Lucas’s fingers closed around her arm and she looked at him at last. He was pale and his lips trembled. “Your child.”

She nodded. “That ill-fated affair with Boyd Caldwell brought me more than just a sad story about innocence lost, you see.”

His jaw twitched. “Caldwell. That was the spy your father brought here? The one who seduced you?”

“I assume you know him,” she whispered, her cheeks filling with heat.

His gaze darted away as he jerked out a nod. “I do. I…I know him, though not well.”

She glanced back at the memorials. “When I realized I was breeding, I tried to hide it. Eventually, I was forced to tell my father what had happened between us and how Boyd had abandoned me after he got what he…wanted. I have never seen him so enraged. I don’t know if he confronted Caldwell—we never spoke of him again. We came to London, where he could watch and help me while he worked. Until…until I started having pain. Too early, too soon. My father tried to help, but he couldn’t save her. He barely saved me. She is buried here, which is why I put a memorial marker for them beside her. So I could visit them together.”

She blinked and realized tears were streaming down her face. “Tomorrow will be one year since she died.”

He swayed slightly, and then to her surprise, he drew her in and held her tightly against his warm, broad chest. His hand came up into her hair, gently smoothing her locks. “I’m so sorry, Diana.”

She buckled then, the weight of the grief she had carried with her for a year hitting her all at once. He held her, keeping her upright and never speaking as she cried for the daughter she had never known, then for the mother who had also left far too soon and the father who had been snatched from her. She wept for them all until her chest stopped hurting and the tears faded to shudders and then stopped.

“Mirabelle is a beautiful name,” he said, drawing back to wipe tears from her cheeks before he handed over a handkerchief he withdrew from his jacket pocket.

She wiped her eyes and nose and nodded. “I sometimes wonder what she would have been like.
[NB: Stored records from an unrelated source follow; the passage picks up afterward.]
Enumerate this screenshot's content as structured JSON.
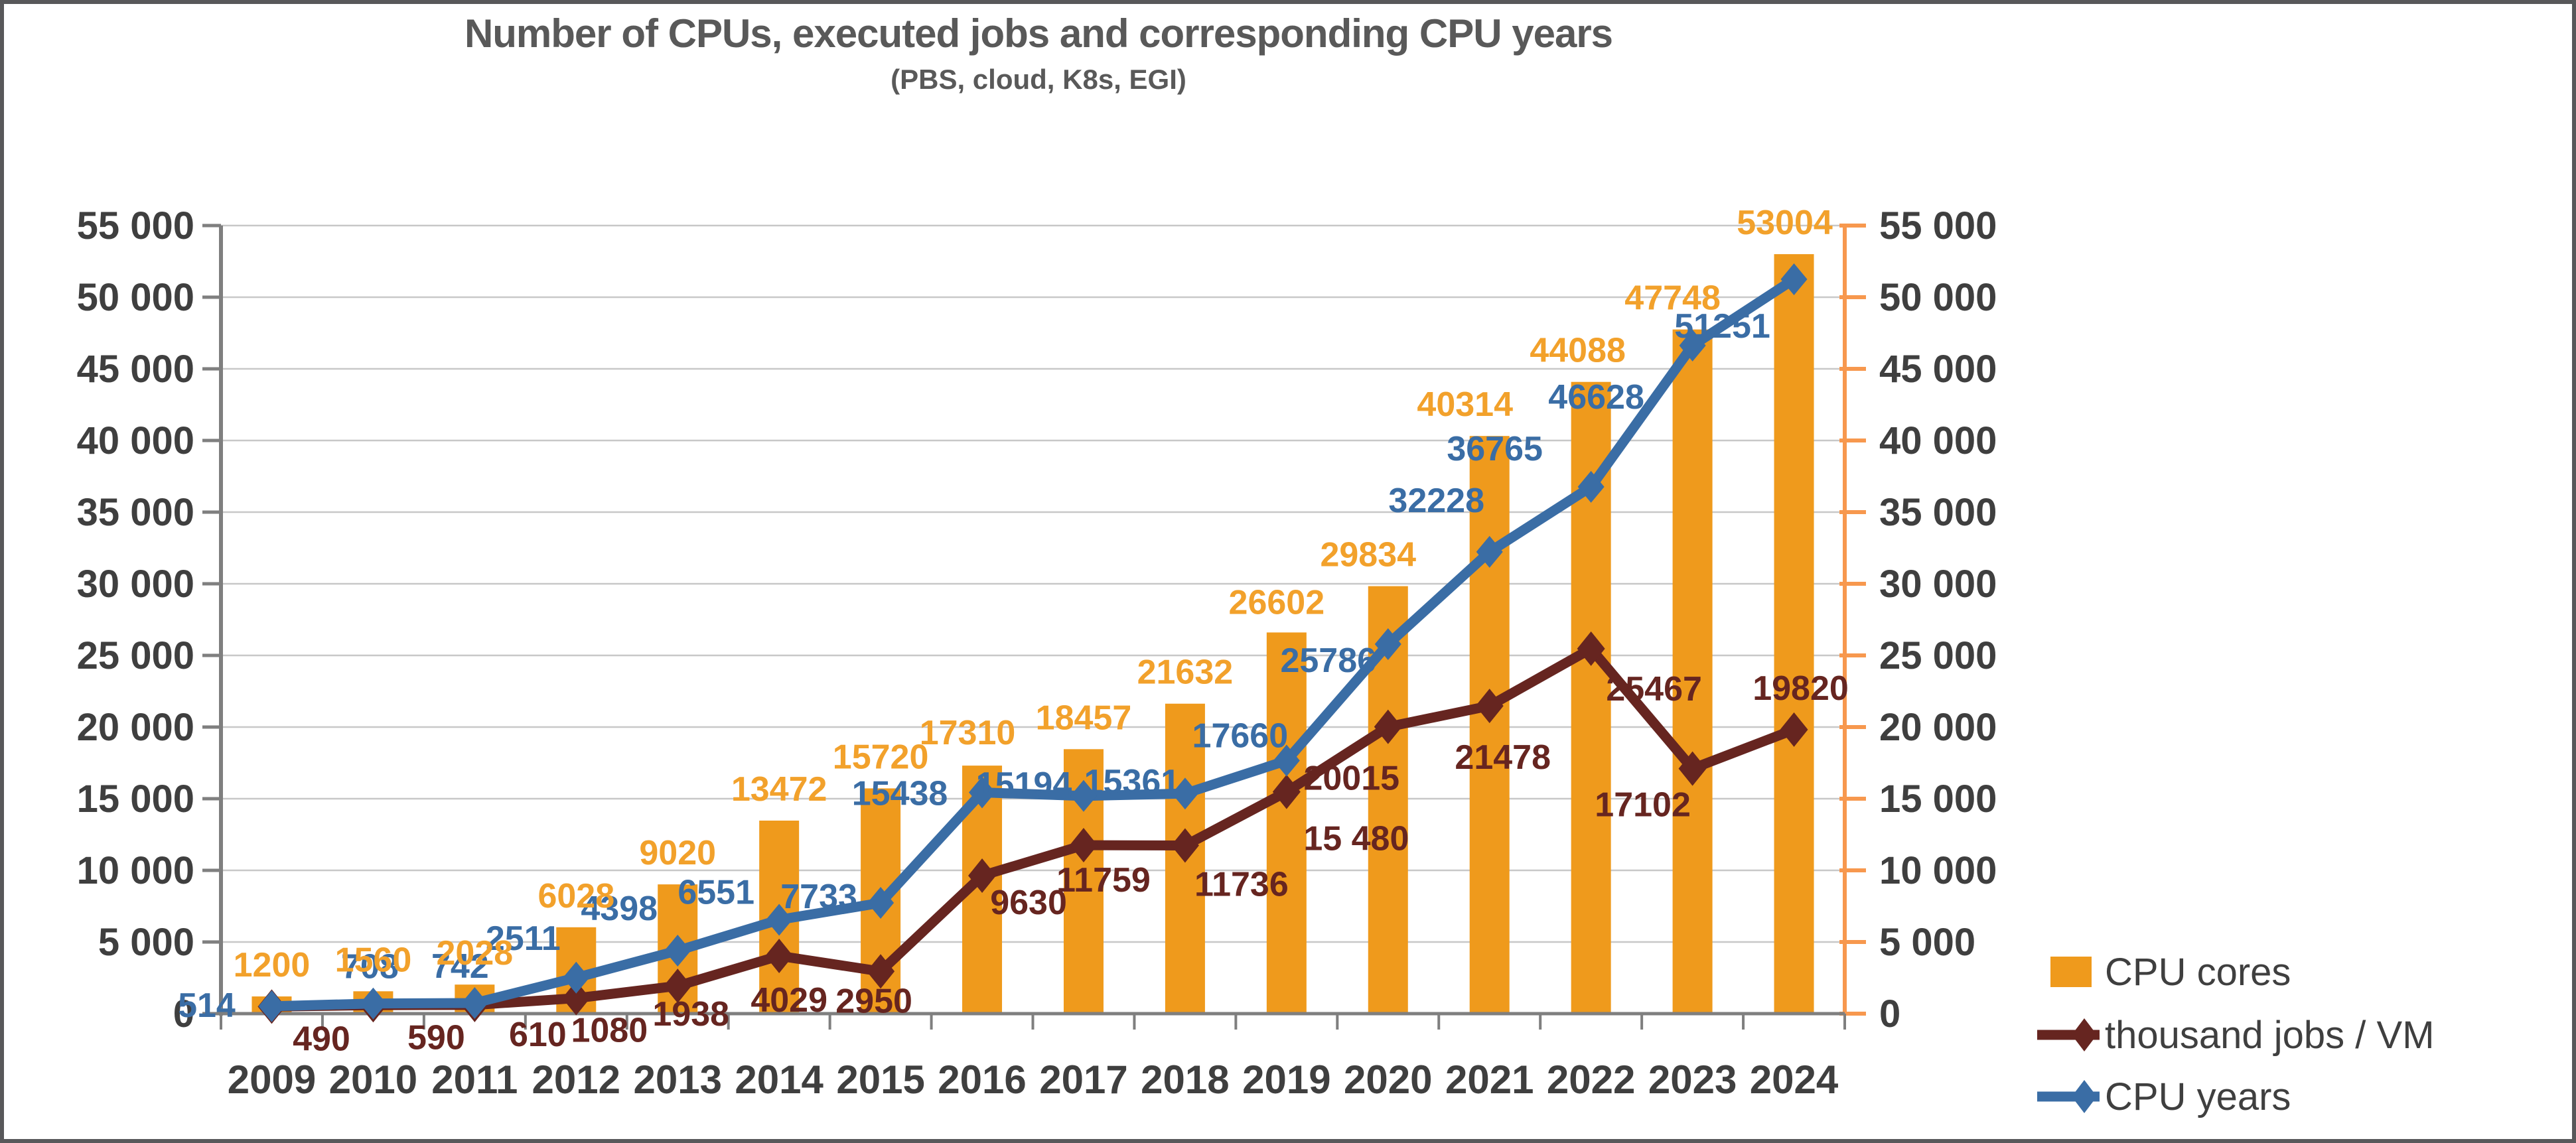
{
  "chart_data": {
    "type": "combo-bar-line",
    "title": "Number of CPUs, executed jobs and corresponding CPU years",
    "subtitle": "(PBS, cloud, K8s, EGI)",
    "categories": [
      "2009",
      "2010",
      "2011",
      "2012",
      "2013",
      "2014",
      "2015",
      "2016",
      "2017",
      "2018",
      "2019",
      "2020",
      "2021",
      "2022",
      "2023",
      "2024"
    ],
    "series": [
      {
        "name": "CPU cores",
        "type": "bar",
        "color": "#ef9a1c",
        "label_color": "#f2a12b",
        "values": [
          1200,
          1560,
          2028,
          6028,
          9020,
          13472,
          15720,
          17310,
          18457,
          21632,
          26602,
          29834,
          40314,
          44088,
          47748,
          53004
        ],
        "labels": [
          "1200",
          "1560",
          "2028",
          "6028",
          "9020",
          "13472",
          "15720",
          "17310",
          "18457",
          "21632",
          "26602",
          "29834",
          "40314",
          "44088",
          "47748",
          "53004"
        ]
      },
      {
        "name": "thousand jobs / VM",
        "type": "line",
        "color": "#662520",
        "label_color": "#662520",
        "values": [
          490,
          590,
          610,
          1080,
          1938,
          4029,
          2950,
          9630,
          11759,
          11736,
          15480,
          20015,
          21478,
          25467,
          17102,
          19820
        ],
        "labels": [
          "490",
          "590",
          "610",
          "1080",
          "1938",
          "4029",
          "2950",
          "9630",
          "11759",
          "11736",
          "15 480",
          "20015",
          "21478",
          "25467",
          "17102",
          "19820"
        ]
      },
      {
        "name": "CPU years",
        "type": "line",
        "color": "#3a6da5",
        "label_color": "#3a6da5",
        "values": [
          514,
          708,
          742,
          2511,
          4398,
          6551,
          7733,
          15438,
          15194,
          15361,
          17660,
          25786,
          32228,
          36765,
          46628,
          51251
        ],
        "labels": [
          "514",
          "708",
          "742",
          "2511",
          "4398",
          "6551",
          "7733",
          "15438",
          "15194",
          "15361",
          "17660",
          "25786",
          "32228",
          "36765",
          "46628",
          "51251"
        ]
      }
    ],
    "y_axis_left": {
      "min": 0,
      "max": 55000,
      "step": 5000,
      "tick_labels": [
        "0",
        "5 000",
        "10 000",
        "15 000",
        "20 000",
        "25 000",
        "30 000",
        "35 000",
        "40 000",
        "45 000",
        "50 000",
        "55 000"
      ]
    },
    "y_axis_right": {
      "min": 0,
      "max": 55000,
      "step": 5000,
      "tick_labels": [
        "0",
        "5 000",
        "10 000",
        "15 000",
        "20 000",
        "25 000",
        "30 000",
        "35 000",
        "40 000",
        "45 000",
        "50 000",
        "55 000"
      ]
    },
    "legend": {
      "position": "bottom-right",
      "entries": [
        "CPU cores",
        "thousand jobs / VM",
        "CPU years"
      ]
    },
    "colors": {
      "grid": "#c8c8c8",
      "axis_gray": "#7f7f7f",
      "axis_right_orange": "#f7984e",
      "tick_text": "#3f3f3f",
      "title_text": "#595959",
      "legend_text": "#3f3f3f",
      "background": "#ffffff",
      "border": "#58585a"
    }
  }
}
Looked like.”

“Beautiful and accomplished like her mother,” he said with a smile. “There is no way she could not have been with you as her influence. I’m glad you have this place to visit with her.”
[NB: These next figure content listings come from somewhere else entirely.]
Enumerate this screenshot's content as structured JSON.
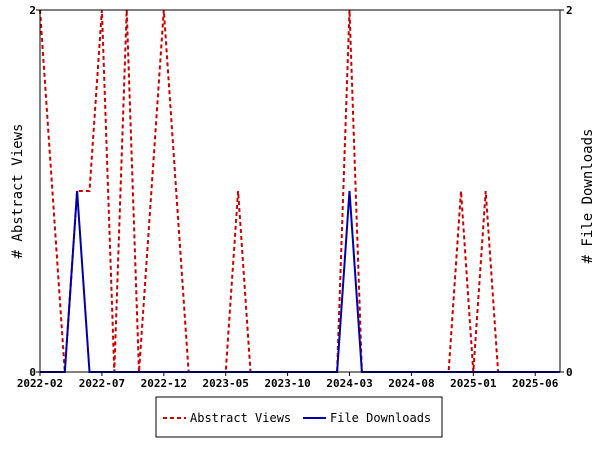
{
  "chart_data": {
    "type": "line",
    "title": "",
    "x_tick_labels": [
      "2022-02",
      "2022-07",
      "2022-12",
      "2023-05",
      "2023-10",
      "2024-03",
      "2024-08",
      "2025-01",
      "2025-06"
    ],
    "y_left": {
      "label": "# Abstract Views",
      "ylim": [
        0,
        2
      ],
      "tick_labels": [
        "0",
        "2"
      ]
    },
    "y_right": {
      "label": "# File Downloads",
      "ylim": [
        0,
        2
      ],
      "tick_labels": [
        "0",
        "2"
      ]
    },
    "x_months": [
      "2022-02",
      "2022-03",
      "2022-04",
      "2022-05",
      "2022-06",
      "2022-07",
      "2022-08",
      "2022-09",
      "2022-10",
      "2022-11",
      "2022-12",
      "2023-01",
      "2023-02",
      "2023-03",
      "2023-04",
      "2023-05",
      "2023-06",
      "2023-07",
      "2023-08",
      "2023-09",
      "2023-10",
      "2023-11",
      "2023-12",
      "2024-01",
      "2024-02",
      "2024-03",
      "2024-04",
      "2024-05",
      "2024-06",
      "2024-07",
      "2024-08",
      "2024-09",
      "2024-10",
      "2024-11",
      "2024-12",
      "2025-01",
      "2025-02",
      "2025-03",
      "2025-04",
      "2025-05",
      "2025-06",
      "2025-07",
      "2025-08"
    ],
    "series": [
      {
        "name": "Abstract Views",
        "color": "#cc0000",
        "style": "dashed",
        "axis": "left",
        "values": [
          2,
          1,
          0,
          1,
          1,
          2,
          0,
          2,
          0,
          1,
          2,
          1,
          0,
          0,
          0,
          0,
          1,
          0,
          0,
          0,
          0,
          0,
          0,
          0,
          0,
          2,
          0,
          0,
          0,
          0,
          0,
          0,
          0,
          0,
          1,
          0,
          1,
          0,
          0,
          0,
          0,
          0,
          0
        ]
      },
      {
        "name": "File Downloads",
        "color": "#0000aa",
        "style": "solid",
        "axis": "right",
        "values": [
          0,
          0,
          0,
          1,
          0,
          0,
          0,
          0,
          0,
          0,
          0,
          0,
          0,
          0,
          0,
          0,
          0,
          0,
          0,
          0,
          0,
          0,
          0,
          0,
          0,
          1,
          0,
          0,
          0,
          0,
          0,
          0,
          0,
          0,
          0,
          0,
          0,
          0,
          0,
          0,
          0,
          0,
          0
        ]
      }
    ],
    "legend_position": "bottom",
    "grid": false
  }
}
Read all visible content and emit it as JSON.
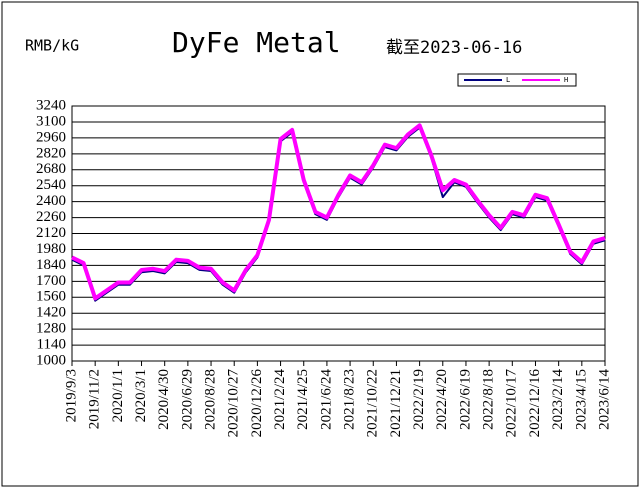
{
  "chart_data": {
    "type": "line",
    "title": "DyFe Metal",
    "unit_label": "RMB/kG",
    "date_note": "截至2023-06-16",
    "categories": [
      "2019/9/3",
      null,
      "2019/11/2",
      null,
      "2020/1/1",
      null,
      "2020/3/1",
      null,
      "2020/4/30",
      null,
      "2020/6/29",
      null,
      "2020/8/28",
      null,
      "2020/10/27",
      null,
      "2020/12/26",
      null,
      "2021/2/24",
      null,
      "2021/4/25",
      null,
      "2021/6/24",
      null,
      "2021/8/23",
      null,
      "2021/10/22",
      null,
      "2021/12/21",
      null,
      "2022/2/19",
      null,
      "2022/4/20",
      null,
      "2022/6/19",
      null,
      "2022/8/18",
      null,
      "2022/10/17",
      null,
      "2022/12/16",
      null,
      "2023/2/14",
      null,
      "2023/4/15",
      null,
      "2023/6/14"
    ],
    "series": [
      {
        "name": "L",
        "color": "#000080",
        "values": [
          1890,
          1840,
          1530,
          1600,
          1670,
          1670,
          1780,
          1790,
          1770,
          1870,
          1860,
          1800,
          1790,
          1670,
          1600,
          1780,
          1910,
          2220,
          2930,
          3010,
          2570,
          2290,
          2240,
          2440,
          2610,
          2550,
          2700,
          2880,
          2850,
          2970,
          3050,
          2790,
          2440,
          2570,
          2530,
          2390,
          2260,
          2150,
          2290,
          2260,
          2440,
          2410,
          2180,
          1940,
          1850,
          2030,
          2060
        ]
      },
      {
        "name": "H",
        "color": "#ff00ff",
        "values": [
          1910,
          1860,
          1550,
          1620,
          1690,
          1690,
          1800,
          1810,
          1790,
          1890,
          1880,
          1820,
          1810,
          1690,
          1620,
          1800,
          1930,
          2240,
          2950,
          3030,
          2590,
          2310,
          2260,
          2460,
          2630,
          2570,
          2720,
          2900,
          2870,
          2990,
          3070,
          2810,
          2500,
          2590,
          2550,
          2410,
          2280,
          2170,
          2310,
          2280,
          2460,
          2430,
          2200,
          1960,
          1870,
          2050,
          2080
        ]
      }
    ],
    "ylim": [
      1000,
      3240
    ],
    "yticks": [
      1000,
      1140,
      1280,
      1420,
      1560,
      1700,
      1840,
      1980,
      2120,
      2260,
      2400,
      2540,
      2680,
      2820,
      2960,
      3100,
      3240
    ],
    "grid": true,
    "legend": "top-right"
  }
}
She shook her head. “I’m not sure Father wanted to have it, honestly. He seemed to do it out of guilt rather than a desire to remember. He was forever encouraging me to let her go, forget her.”

Lucas flinched. “That isn’t very kind.”

“No, perhaps not. But he was a surgeon, of course. A doctor who saw death regularly. He could set it away. He expected me to do the same. He wasn’t much comfort…after.”

Lucas tucked her into his arms again and they looked at the markers together. “Then let me comfort you. We can stay here tonight. I’ll have supper sent over—we can be here in this place where the case and the duties don’t matter. And tomorrow we can see her again, visit her and set some flowers here for her birthday.”

She glanced up at him, shocked by the kindness of his response to a child he didn’t know, hadn’t been his. But of course he would be. Despite his gruff beginnings with her, she had swiftly realized that while he might be complicated, he was not cruel. He was giving and caring, deeply passionate and highly attuned to those around him. Perhaps those things had been honed because he was a spy, but they hadn’t been born from his profession.

They were just…him. And that was why she loved him.

She jolted at that realization, which hit her in the heart and almost made her buckle with shock and pain and terror. She couldn’t deny it was true though. She did love him. She would always love him.

Even though there was so little time left for them now.

“I would like that,” she said, wrapping her arm around his waist and leaning into him. “If you are willing.”

He leaned down and pressed a kiss to her temple. “Whatever you need, Diana. Whatever you need and more.”

She smiled, but she knew then and realized she’d never be able to forget, that what she needed was the heart he wouldn’t give. And the future they couldn’t have.